Microsoft did say that if a disc was used with a second account, that owner would be given the option to pay a fee and install the game from the disc, which would then mean that the new account would also own the game and could play it without the disc.

But what if a second person simply wanted to put the disc in and play the game without installing – and without paying extra? In other words, what happens to our traditional concept of a “used game”? This is a question for which Microsoft did not yet have an answer, and is surely something that game buyers (as well as renters and lenders) will want to know.”

After Kohler’s story was published by Wired, Microsoft posted an FAQ on the official XBox site that included this exchange:

Q: Will Xbox One allow players to trade in, purchase and play pre-owned games?
A: We are designing Xbox One to enable customers to trade in and resell games. We’ll have more details to share later

One wonders why such a delay is necessary, especially since Matt Hill, deputy editor of the UK magazine T3, claims to have those details, directly from a Microsoft source:

Xbox One 2nd hand games: Xbox told me that once you sell a game, the license transfers in the cloud. So when a new gamer activates it…

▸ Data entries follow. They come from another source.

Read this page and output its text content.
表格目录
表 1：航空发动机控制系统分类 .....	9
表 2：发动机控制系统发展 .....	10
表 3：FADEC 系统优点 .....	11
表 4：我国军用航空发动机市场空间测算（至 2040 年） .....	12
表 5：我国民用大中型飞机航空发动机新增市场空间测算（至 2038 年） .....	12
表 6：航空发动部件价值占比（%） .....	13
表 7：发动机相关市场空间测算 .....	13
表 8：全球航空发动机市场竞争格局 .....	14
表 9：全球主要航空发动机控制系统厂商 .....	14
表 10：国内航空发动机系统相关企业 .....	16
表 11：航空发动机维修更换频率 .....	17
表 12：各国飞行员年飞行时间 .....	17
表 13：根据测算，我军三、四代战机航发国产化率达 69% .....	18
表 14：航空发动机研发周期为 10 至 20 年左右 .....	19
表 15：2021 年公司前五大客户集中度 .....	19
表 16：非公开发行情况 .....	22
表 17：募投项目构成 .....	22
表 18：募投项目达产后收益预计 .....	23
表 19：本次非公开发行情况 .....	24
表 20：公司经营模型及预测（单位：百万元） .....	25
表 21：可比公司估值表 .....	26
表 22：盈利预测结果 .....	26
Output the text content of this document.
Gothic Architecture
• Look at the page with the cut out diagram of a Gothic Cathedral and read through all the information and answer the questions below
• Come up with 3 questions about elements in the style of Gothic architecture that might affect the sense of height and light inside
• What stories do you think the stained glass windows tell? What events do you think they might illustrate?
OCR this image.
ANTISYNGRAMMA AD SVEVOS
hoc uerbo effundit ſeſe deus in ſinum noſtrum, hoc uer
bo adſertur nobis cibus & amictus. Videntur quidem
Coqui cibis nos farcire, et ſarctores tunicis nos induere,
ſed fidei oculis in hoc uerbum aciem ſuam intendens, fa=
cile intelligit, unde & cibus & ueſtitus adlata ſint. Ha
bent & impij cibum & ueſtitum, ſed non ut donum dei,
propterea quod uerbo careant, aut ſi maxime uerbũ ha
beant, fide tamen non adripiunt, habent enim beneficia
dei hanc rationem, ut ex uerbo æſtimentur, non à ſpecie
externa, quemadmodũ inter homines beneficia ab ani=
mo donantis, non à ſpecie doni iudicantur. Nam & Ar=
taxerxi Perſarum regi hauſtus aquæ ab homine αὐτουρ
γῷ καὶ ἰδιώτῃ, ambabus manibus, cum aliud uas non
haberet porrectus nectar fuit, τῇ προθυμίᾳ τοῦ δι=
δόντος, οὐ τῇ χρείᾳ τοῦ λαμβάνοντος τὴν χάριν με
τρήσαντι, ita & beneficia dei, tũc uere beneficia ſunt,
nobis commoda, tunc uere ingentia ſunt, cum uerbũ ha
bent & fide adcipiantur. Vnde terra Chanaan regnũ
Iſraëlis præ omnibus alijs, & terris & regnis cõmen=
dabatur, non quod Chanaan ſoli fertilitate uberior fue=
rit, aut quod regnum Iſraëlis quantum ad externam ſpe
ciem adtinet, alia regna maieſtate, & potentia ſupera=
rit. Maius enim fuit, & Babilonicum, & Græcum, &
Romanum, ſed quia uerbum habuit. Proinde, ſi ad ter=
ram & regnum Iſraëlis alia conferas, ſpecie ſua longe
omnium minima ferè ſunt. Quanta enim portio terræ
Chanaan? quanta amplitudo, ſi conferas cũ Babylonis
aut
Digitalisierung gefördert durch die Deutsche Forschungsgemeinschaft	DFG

— Matt Hill (@gethill) May 21, 2013

At this point, all we have to go on is a mix of very vague Microsoft statements and conjecture. It’s hard to account for the discrepancy between the Wired story and Hill’s reporting, and it won’t be possible until Microsoft explains exactly how this system works. Is there a fee to add a second licensed user, or not? The cloud-based license transfers that Hill describes will require intense scrutiny; as things stand, they’re a technological convenience tantamount to magic.

Game Front has reached out to Microsoft for comment on this developing story, in the hopes of getting clarification that goes beyond the answer posted in the FAQ. Given the events of the day, further comment might be long in coming, but this article will be updated as soon as new information becomes available.